Much the same sense of enjoyable outrage is now attaching itself to the lucky owners of iPods, and in particular the honky headphones that come with it. One outraged chap from Manchester -- presumably standing out like a beacon in the smoke from the tunnel due to his alabaster attachments -- described how a bloke came across the street, looked at his chalky cables and said "You listening to an iPod then?" "Why, yes. Yes I am" said the iPod person, at which point the interrogator pulled out a knife and relieved him of his portable property.
The police have used this in their advice to iPod owners not to use the supplied wan wires, but instead to buy a pair of something less gaudy. I think it's possibly more advisable, when confronted by a stranger enquiring after your personal possessions, to lie.
Nonetheless, I do see the public flaunting of those ivory integuments as a sign of base stupidity. Although I can't believe Apple really said -- as reported -- that "our users would rather show off their iPod than not be mugged", there is no doubt that were I to wander through Kings Cross on a Friday evening waving my 'Pod about like they do in the adverts, I would last around three minutes.
But the real reason the sane should junk the pearly plugs is that they're not very good. Even a fifteen-quid pair of Sony in-ear jobbies sounds better (and don't fall out), and for twice that you can get some that are not only anonymous and black but give much better results than your collection of dodgily ripped MP3s deserve.

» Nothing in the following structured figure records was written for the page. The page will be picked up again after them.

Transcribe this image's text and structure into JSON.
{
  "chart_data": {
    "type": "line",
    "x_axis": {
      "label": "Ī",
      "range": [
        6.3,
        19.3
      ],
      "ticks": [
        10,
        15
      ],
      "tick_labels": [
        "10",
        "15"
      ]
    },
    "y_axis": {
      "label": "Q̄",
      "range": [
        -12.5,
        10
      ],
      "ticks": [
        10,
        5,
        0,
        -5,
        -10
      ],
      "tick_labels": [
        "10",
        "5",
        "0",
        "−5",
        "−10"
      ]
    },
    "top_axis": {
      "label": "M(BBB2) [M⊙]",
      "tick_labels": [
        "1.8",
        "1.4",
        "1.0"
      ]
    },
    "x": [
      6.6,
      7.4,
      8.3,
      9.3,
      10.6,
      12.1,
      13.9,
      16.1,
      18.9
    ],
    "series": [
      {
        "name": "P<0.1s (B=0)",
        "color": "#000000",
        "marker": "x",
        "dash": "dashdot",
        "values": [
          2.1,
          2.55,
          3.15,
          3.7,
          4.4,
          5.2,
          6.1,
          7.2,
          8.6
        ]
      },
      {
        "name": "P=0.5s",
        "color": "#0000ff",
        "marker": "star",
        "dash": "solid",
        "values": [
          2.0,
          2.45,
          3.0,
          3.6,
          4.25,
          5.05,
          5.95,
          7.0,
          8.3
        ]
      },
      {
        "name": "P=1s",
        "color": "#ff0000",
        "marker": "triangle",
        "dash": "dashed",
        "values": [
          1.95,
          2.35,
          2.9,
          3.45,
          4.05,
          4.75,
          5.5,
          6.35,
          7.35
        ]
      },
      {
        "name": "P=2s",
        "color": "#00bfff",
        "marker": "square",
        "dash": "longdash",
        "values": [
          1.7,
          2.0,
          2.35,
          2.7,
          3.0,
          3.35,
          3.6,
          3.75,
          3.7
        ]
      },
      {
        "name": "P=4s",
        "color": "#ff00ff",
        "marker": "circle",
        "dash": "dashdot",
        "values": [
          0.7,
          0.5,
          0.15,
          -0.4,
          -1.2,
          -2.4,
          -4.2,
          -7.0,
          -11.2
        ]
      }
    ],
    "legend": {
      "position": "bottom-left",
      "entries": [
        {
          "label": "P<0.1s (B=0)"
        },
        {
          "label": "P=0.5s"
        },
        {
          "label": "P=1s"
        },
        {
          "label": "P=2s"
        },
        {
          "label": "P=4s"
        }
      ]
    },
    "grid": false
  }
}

The truly paranoid can thread the remote control -- and its giveaway colourless connection -- under the shirt like a radio mike, clipping it to an inside edge beneath a button. It does mean you get to stab worryingly at your own chest from time to time when you need to change track or up the volume, but if you combine this with some angry muttering you'll find you're given a very wide berth by all. And you won't get better advice than that.